- L’IA s’immisce dans nos relations amoureuses, aidant à rédiger des profils ou à gérer des conflits.
- Cependant, elle propose des solutions simplistes, parfois biaisées, et manque de compréhension émotionnelle.
- Les experts avertissent des risques d’isolement et de désapprentissage des interactions humaines.

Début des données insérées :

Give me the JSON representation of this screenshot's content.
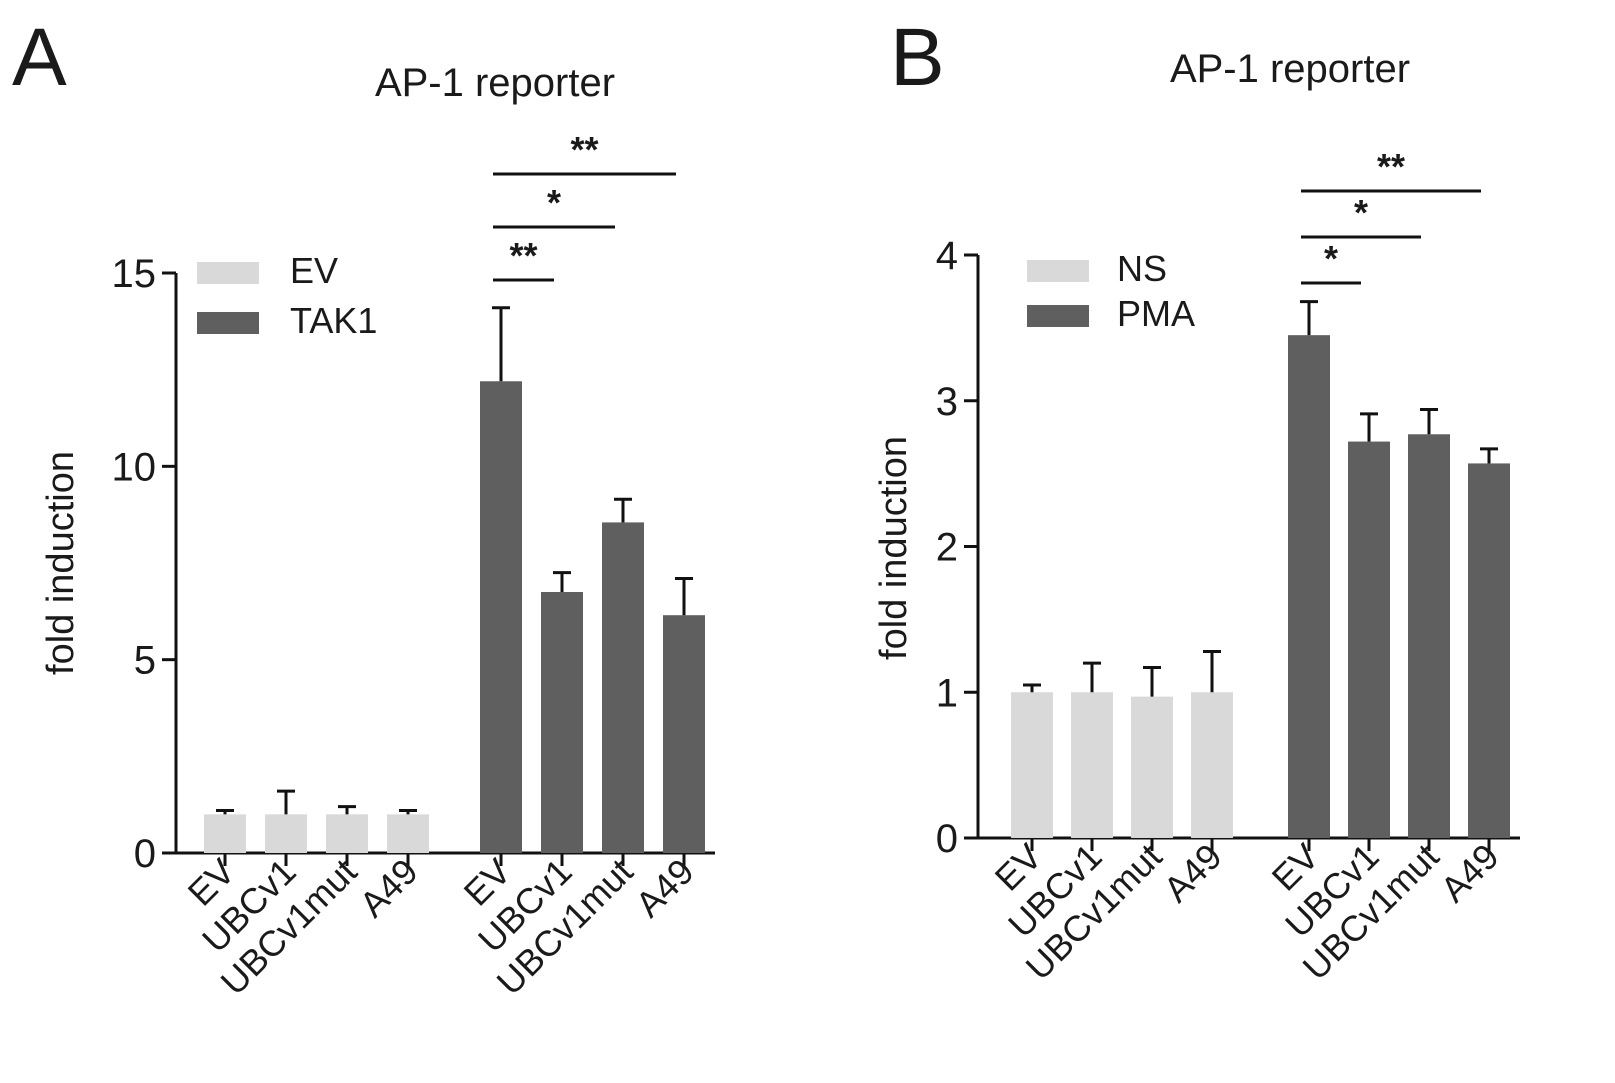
{
  "chart_data": [
    {
      "type": "bar",
      "panel_label": "A",
      "title": "AP-1 reporter",
      "xlabel": "",
      "ylabel": "fold induction",
      "ylim": [
        0,
        15
      ],
      "yticks": [
        "0",
        "5",
        "10",
        "15"
      ],
      "ytick_values": [
        0,
        5,
        10,
        15
      ],
      "categories": [
        "EV",
        "UBCv1",
        "UBCv1mut",
        "A49"
      ],
      "series": [
        {
          "name": "EV",
          "color": "#d9d9d9",
          "values": [
            1.0,
            1.0,
            1.0,
            1.0
          ],
          "errors": [
            0.1,
            0.6,
            0.2,
            0.1
          ]
        },
        {
          "name": "TAK1",
          "color": "#5f5f5f",
          "values": [
            12.2,
            6.75,
            8.55,
            6.15
          ],
          "errors": [
            1.9,
            0.5,
            0.6,
            0.95
          ]
        }
      ],
      "legend_position": "top-left",
      "significance": [
        {
          "from_series": 1,
          "from": 0,
          "to": 1,
          "label": "**"
        },
        {
          "from_series": 1,
          "from": 0,
          "to": 2,
          "label": "*"
        },
        {
          "from_series": 1,
          "from": 0,
          "to": 3,
          "label": "**"
        }
      ]
    },
    {
      "type": "bar",
      "panel_label": "B",
      "title": "AP-1 reporter",
      "xlabel": "",
      "ylabel": "fold induction",
      "ylim": [
        0,
        4
      ],
      "yticks": [
        "0",
        "1",
        "2",
        "3",
        "4"
      ],
      "ytick_values": [
        0,
        1,
        2,
        3,
        4
      ],
      "categories": [
        "EV",
        "UBCv1",
        "UBCv1mut",
        "A49"
      ],
      "series": [
        {
          "name": "NS",
          "color": "#d9d9d9",
          "values": [
            1.0,
            1.0,
            0.97,
            1.0
          ],
          "errors": [
            0.05,
            0.2,
            0.2,
            0.28
          ]
        },
        {
          "name": "PMA",
          "color": "#5f5f5f",
          "values": [
            3.45,
            2.72,
            2.77,
            2.57
          ],
          "errors": [
            0.23,
            0.19,
            0.17,
            0.1
          ]
        }
      ],
      "legend_position": "top-left",
      "significance": [
        {
          "from_series": 1,
          "from": 0,
          "to": 1,
          "label": "*"
        },
        {
          "from_series": 1,
          "from": 0,
          "to": 2,
          "label": "*"
        },
        {
          "from_series": 1,
          "from": 0,
          "to": 3,
          "label": "**"
        }
      ]
    }
  ]
}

En quelques années, l’intelligence artificielle s’est invitée dans notre vie quotidienne. Aujourd’hui, elle joue le rôle d’assistante de vie, d’assistante de travail, de coach, de thérapeute et même de meilleure amie. Pour beaucoup d’individus, ChatGPT, Gemini et les autres chatbots sont devenus des confidents, notamment en matière de relations amoureuses. Certains ont recours à ces IA pour rédiger leur profil sur les applications de rencontre, choisir la meilleure punchline pour démarrer une discussion. D’autres cherchent même des conseils auprès d’elles lorsqu’ils rencontrent des difficultés dans leur couple, voire pour rompre avec leur partenaire. Selon un sondage réalisé par Wingmate en 2024, 41% des jeunes adultes ont déjà utilisé l’IA pour se séparer. Le sondage révèle également que 57% des personnes interrogées avouent qu’elles font plus confiance à l’IA qu’à un ami pour des conseils amoureux ou pour décoder les signaux ambigus d’un potentiel partenaire. En France, l’institut FLASHS pour Hostinger a noté que 18% des femmes interrogées ont déjà utilisé ChatGPT pour désamorcer un conflit dans leur vie amoureuse, 11% pour initier une rupture et 10% pour avoir des conseils. « En trois ans à peine, l’intelligence artificielle générative s’est glissée dans l’intime. Ce que les Français disent pouvoir maîtriser, ils l’intègrent pourtant dans leurs routines, leurs émotions, voire leurs décisions personnelles
« , explique Léa Paolacci, chargée d’études chez FLASHS, citée par ELLE (nouvelle fenêtre).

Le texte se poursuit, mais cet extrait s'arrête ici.